State media has been highlighting it’s role in treating previous outbreaks, such as SARS in 2003.

In the 1970’s, Chinese scientists used Artemisinin, part of a herbal remedy from the fourth century, to find a cure for malaria.

Six traditional remedies have been advertised as COVID-19 treatments: Most prominiently used are Lianhua Qingwen – containing 13 herbs such as forsythia suspense and rhodiola rose – and Jinhua Qinggan.

Jinhua Qinggan was developed during the 2009 H1N1 outbreak and is made of 12 components including honeysuckle, mint and liquorice.

The usage of TCM has been formally recognised by the World Health Organisation (WHO) last year, following years of Chinese lobbying.

The move was condemned by the international medical community, as a lack of standards and clinical trials have led to scepticism over a potential widespread adoption.

Swedish authorities tested Lianhua Qingwen samples and found they only contained menthol in May.

The WHO also drew criticism after removing a warning about TCM and other traditional remedies from COVID-19 recommendations.

Some have suggested that China’s touting of TCM amounts to a power play.

China has been sending TCM supplies and practitioners alongside conventional drugs and equipment to Africa, Central Asia and Europe, after state media denied using the pandemic to promote abroad usage.
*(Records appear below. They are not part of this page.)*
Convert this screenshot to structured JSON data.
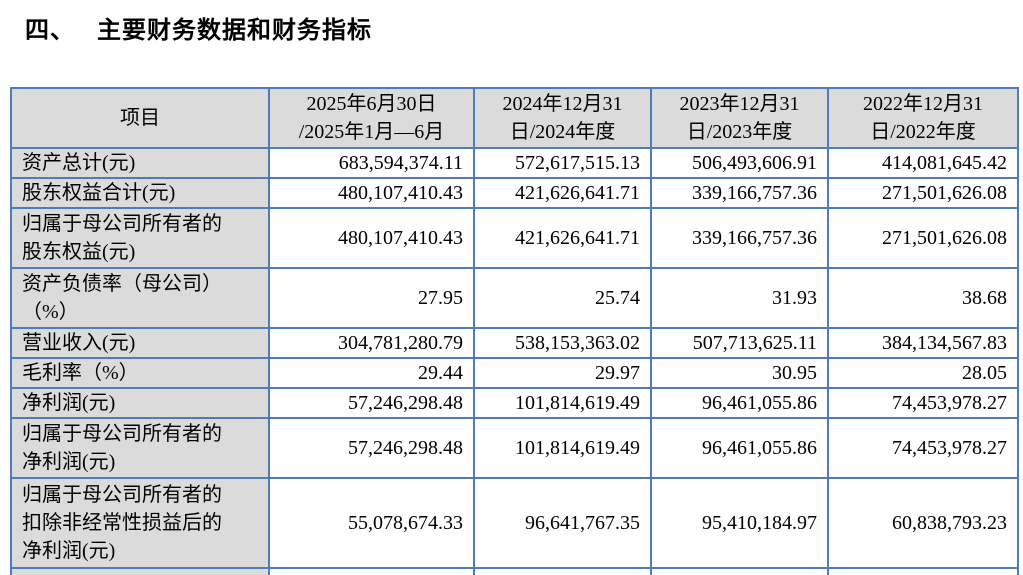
{
  "title": {
    "number": "四、",
    "text": "主要财务数据和财务指标"
  },
  "table": {
    "header": {
      "item_label": "项目",
      "periods": [
        "2025年6月30日\n/2025年1月—6月",
        "2024年12月31\n日/2024年度",
        "2023年12月31\n日/2023年度",
        "2022年12月31\n日/2022年度"
      ]
    },
    "rows": [
      {
        "label": "资产总计(元)",
        "values": [
          "683,594,374.11",
          "572,617,515.13",
          "506,493,606.91",
          "414,081,645.42"
        ]
      },
      {
        "label": "股东权益合计(元)",
        "values": [
          "480,107,410.43",
          "421,626,641.71",
          "339,166,757.36",
          "271,501,626.08"
        ]
      },
      {
        "label": "归属于母公司所有者的\n股东权益(元)",
        "values": [
          "480,107,410.43",
          "421,626,641.71",
          "339,166,757.36",
          "271,501,626.08"
        ]
      },
      {
        "label": "资产负债率（母公司）\n（%）",
        "values": [
          "27.95",
          "25.74",
          "31.93",
          "38.68"
        ]
      },
      {
        "label": "营业收入(元)",
        "values": [
          "304,781,280.79",
          "538,153,363.02",
          "507,713,625.11",
          "384,134,567.83"
        ]
      },
      {
        "label": "毛利率（%）",
        "values": [
          "29.44",
          "29.97",
          "30.95",
          "28.05"
        ]
      },
      {
        "label": "净利润(元)",
        "values": [
          "57,246,298.48",
          "101,814,619.49",
          "96,461,055.86",
          "74,453,978.27"
        ]
      },
      {
        "label": "归属于母公司所有者的\n净利润(元)",
        "values": [
          "57,246,298.48",
          "101,814,619.49",
          "96,461,055.86",
          "74,453,978.27"
        ]
      },
      {
        "label": "归属于母公司所有者的\n扣除非经常性损益后的\n净利润(元)",
        "values": [
          "55,078,674.33",
          "96,641,767.35",
          "95,410,184.97",
          "60,838,793.23"
        ]
      }
    ],
    "colors": {
      "border": "#4E7CB8",
      "header_bg": "#DBDBDB",
      "label_bg": "#DBDBDB"
    }
  }
}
Yu Yanhong, deputy head of China’s National Administration of Traditional Chinese Medicine, said in March that China’s support of TCM is more for collaborative and sharing purposes.

He said: “We are willing to share the ‘Chinese experience’ and ‘Chinese solution’ of treating COVID-19, and let more countries get to know Chinese medicine, understand Chinese medicine, and use Chinese medicine.”